Over the last 20 years, Tim Keller has quietly gained a strong reputation in New York City as pastor of Redeemer Presbyterian Church.
He rose national prominence with the release of his best-seller, The Reason for God. Now in the book, Counterfeit Gods, Keller addresses the emptiness that comes with the search for happiness without God.
In the Old Testament, it was called idol worship. The object was a golden calf. Today we laugh at the ancient Israelites' foolishness.
But Keller believes idol worship is alive and well today.
"It's very clear that you can take something that's not actually a figure like money or power, military might, physical beauty, and make into a God substitute," he explained.
"So idolatry is ultimately a matter of the heart and you can do it with anything," Keller continued. "It's not just a matter of bowing down to little statues."

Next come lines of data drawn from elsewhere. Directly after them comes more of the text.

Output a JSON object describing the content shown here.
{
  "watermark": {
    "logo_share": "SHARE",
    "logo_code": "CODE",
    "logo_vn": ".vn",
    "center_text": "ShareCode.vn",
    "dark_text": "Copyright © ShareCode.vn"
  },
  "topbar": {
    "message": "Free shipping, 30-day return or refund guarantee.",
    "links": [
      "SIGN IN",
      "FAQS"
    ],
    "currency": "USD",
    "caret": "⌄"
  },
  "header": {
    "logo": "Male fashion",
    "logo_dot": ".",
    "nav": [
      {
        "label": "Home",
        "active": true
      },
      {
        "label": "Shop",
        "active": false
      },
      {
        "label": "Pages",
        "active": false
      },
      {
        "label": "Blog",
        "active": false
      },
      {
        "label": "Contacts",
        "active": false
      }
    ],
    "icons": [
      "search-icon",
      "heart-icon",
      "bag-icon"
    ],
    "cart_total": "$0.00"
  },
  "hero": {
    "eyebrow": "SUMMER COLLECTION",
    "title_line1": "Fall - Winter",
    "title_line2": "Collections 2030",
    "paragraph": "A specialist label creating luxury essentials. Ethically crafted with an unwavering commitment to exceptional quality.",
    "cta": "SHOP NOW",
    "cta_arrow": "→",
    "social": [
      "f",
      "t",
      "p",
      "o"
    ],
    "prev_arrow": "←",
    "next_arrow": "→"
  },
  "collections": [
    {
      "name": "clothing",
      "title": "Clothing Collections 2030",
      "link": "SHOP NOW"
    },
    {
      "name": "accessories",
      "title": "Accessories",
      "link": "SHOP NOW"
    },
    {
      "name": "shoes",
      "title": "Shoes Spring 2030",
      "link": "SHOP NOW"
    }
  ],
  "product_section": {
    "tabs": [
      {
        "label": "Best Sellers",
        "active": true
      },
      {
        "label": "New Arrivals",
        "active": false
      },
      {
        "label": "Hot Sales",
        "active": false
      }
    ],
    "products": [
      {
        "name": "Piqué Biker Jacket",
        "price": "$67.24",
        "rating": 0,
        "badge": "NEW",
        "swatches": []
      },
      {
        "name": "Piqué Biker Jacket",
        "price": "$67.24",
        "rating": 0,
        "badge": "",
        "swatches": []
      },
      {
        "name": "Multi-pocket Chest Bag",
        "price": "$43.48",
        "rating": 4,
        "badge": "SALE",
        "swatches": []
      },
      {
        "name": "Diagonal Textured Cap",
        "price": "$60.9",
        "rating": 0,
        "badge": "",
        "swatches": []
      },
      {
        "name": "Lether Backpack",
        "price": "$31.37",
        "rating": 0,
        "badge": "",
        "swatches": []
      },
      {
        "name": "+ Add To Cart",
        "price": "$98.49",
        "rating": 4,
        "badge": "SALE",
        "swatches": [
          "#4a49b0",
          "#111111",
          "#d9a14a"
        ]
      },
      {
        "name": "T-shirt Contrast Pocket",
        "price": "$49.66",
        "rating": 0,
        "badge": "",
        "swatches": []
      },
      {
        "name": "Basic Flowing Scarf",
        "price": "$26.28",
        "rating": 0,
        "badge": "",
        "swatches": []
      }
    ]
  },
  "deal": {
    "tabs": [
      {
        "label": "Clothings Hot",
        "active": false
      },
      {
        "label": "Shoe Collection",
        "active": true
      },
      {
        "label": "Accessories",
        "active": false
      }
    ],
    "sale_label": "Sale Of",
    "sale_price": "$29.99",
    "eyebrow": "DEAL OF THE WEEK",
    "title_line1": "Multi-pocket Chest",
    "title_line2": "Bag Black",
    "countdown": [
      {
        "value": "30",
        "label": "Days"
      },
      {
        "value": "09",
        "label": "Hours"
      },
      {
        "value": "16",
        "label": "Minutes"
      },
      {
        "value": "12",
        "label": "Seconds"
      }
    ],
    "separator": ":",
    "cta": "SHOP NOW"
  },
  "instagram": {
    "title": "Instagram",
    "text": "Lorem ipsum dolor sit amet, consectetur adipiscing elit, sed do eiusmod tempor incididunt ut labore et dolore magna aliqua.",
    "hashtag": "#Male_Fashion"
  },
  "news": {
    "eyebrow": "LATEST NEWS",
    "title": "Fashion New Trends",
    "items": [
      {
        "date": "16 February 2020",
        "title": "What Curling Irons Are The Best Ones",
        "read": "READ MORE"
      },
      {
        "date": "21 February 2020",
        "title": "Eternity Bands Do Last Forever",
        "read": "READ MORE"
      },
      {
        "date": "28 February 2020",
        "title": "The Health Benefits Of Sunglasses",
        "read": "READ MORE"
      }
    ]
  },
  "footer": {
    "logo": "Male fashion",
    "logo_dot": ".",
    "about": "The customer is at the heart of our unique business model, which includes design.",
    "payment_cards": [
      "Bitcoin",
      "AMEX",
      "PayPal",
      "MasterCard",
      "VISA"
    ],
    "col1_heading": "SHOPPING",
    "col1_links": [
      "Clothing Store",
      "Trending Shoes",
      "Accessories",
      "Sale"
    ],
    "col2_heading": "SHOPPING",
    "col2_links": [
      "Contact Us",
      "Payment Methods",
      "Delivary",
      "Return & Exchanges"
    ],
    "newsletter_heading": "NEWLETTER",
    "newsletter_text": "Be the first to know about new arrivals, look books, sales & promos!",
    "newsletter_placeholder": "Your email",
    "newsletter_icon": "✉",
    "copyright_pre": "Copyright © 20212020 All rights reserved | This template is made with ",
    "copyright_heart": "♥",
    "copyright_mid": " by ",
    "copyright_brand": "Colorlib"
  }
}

The problem, he added, is that the seemingly good things that God has created for our enjoyment can become idols without us realizing it.
"I've never had anybody over the years come and confess the sin of greed to me. And yet clearly people are greedy," Keller said. "It's very obvious that people put too much weight on money and material things and yet it's so subtle that we can't see it ourselves."
"Since we all tend to be self-deceived, it's like an addict, addicts are always self-deceived," he added. "And we have to be very, very careful. We have to look at ourselves and ask ourselves some pretty hard questions."
Keller says one main question is what we tend to fantasize about.
"That might be your real God. It's what you're really, really, really after," he said. "Another question you could ask yourself is where do you tend to spend too much money? What is it that you like so much, it's so meaningful to you. Is it clothes? Is it travel? Is it your appearance? Is it your children?"
Keller steers away from political involvement, but his 20-years of ministry in the high-octane cultural and economic center that is New York City has provided him with a unique perspective on three distinct world views.
"I believe secularism, by and large, tends to make people selfish. I get push-back from people on that," he said. "I'm not saying that all secular people are selfish. I'm just saying that if you really believe there is no truth, there really is no right and wrong other than what I manufacture for myself. Then it tends to make people feel, 'Hey, in the end, I've got to live for myself.' I see it a lot."
"More traditional religion and morality tends to make people tribal," he explained. "Like we have all the truth and you don't. And I think the Gospel, which is that there is truth, but you're not saved by being a good person, you're saved by grace."
"It combines a concern for truth with a graciousness about how we deal with people that don't agree with us," Keller added. "The number of Christians that really, really are marked by that, that concern for truth and that graciousness are just, I think, a really small number."
"That third group needs to to grow. It means to work for the common good, be engaged locally, be politically involved, certainly be very, very concerned about the poor in your neighborhood and yet speak up for the truth and yet do it in a civil way," Keller explained.
"Just say, 'Hey, this is what I think is right. And I want to argue for this and I'm hoping I can win some elections in this, but I'm not going to vilify and demonize the opposition,' he said. "That third group needs to grow. And I think Christians can populate that group."